Assembly cell: Sources → Buffers → Combiner inside a Station → Sink. Each Source feeds a different component type; the Combiner Static mode declares {tube: 1, tray: 1, label: 1}; the Station models the physical workspace constraint. Kit packaging: Process (pick components) → Combiner (batch into kit) → Process (seal/label) → Sink. The Combiner produces the kit entity; downstream processes operate on kits. Disassembly for rework: Router (send rework candidates here) → Separator (split the kit back into components) → individual component buffers. Each output’s attributes are assigned explicitly (rework_reason, original_kit_id). Paint line: Source (raw parts) → Process (paint) → Transformer (raw_part → painted_part) → Process (inspect) → Router (route by qc_passed). The type change after paint lets downstream processes specialize on painted_part.

Tips

  • Combiners are where aggregation lives. If you’re trying to compute a sum or max across a group of entities anywhere else, you’re probably fighting the model — restructure so the aggregation happens at a Combiner output.
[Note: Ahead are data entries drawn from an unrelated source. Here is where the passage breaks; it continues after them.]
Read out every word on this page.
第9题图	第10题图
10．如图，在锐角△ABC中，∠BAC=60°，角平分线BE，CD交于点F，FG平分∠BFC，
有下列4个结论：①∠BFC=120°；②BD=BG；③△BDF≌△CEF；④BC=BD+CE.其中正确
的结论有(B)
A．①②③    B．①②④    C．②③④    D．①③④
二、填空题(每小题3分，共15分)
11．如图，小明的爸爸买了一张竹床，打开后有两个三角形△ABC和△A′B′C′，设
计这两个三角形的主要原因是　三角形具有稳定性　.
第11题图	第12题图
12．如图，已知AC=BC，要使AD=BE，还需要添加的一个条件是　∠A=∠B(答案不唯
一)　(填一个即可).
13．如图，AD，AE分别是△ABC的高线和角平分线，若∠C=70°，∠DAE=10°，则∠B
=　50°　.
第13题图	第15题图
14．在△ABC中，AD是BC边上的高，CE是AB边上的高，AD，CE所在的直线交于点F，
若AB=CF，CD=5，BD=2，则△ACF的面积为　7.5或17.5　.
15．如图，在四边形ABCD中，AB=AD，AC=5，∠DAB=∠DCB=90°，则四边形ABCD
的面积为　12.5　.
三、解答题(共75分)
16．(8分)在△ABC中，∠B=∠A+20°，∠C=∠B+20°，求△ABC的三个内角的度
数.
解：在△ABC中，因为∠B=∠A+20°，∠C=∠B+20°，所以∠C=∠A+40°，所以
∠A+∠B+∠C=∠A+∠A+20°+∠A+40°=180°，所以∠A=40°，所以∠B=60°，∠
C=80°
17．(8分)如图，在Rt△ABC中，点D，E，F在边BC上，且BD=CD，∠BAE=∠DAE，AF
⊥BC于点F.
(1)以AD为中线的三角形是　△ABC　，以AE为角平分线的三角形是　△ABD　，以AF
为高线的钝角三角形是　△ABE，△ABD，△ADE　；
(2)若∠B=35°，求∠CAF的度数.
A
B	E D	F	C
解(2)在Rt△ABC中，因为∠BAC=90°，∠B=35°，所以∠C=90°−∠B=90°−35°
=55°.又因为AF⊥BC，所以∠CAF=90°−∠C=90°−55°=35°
  • Lineage-based capacity is the reason stations with Combiners or Separators can behave counter-intuitively. Slots are consumed on entry and freed when all lineage descendants exit — not based on batch size or output count arithmetic.
  • Transformer over Process when type matters downstream. Processes change state; Transformers change identity. Use each for its purpose.
  • Attribute carryover is never automatic on Transformers or Separators. Every desired output attribute must be assigned explicitly.
  • Combiner DSL mode is for runtime-shaped batches. If your batch size is constant, Static mode with a {type: count} map is clearer and faster.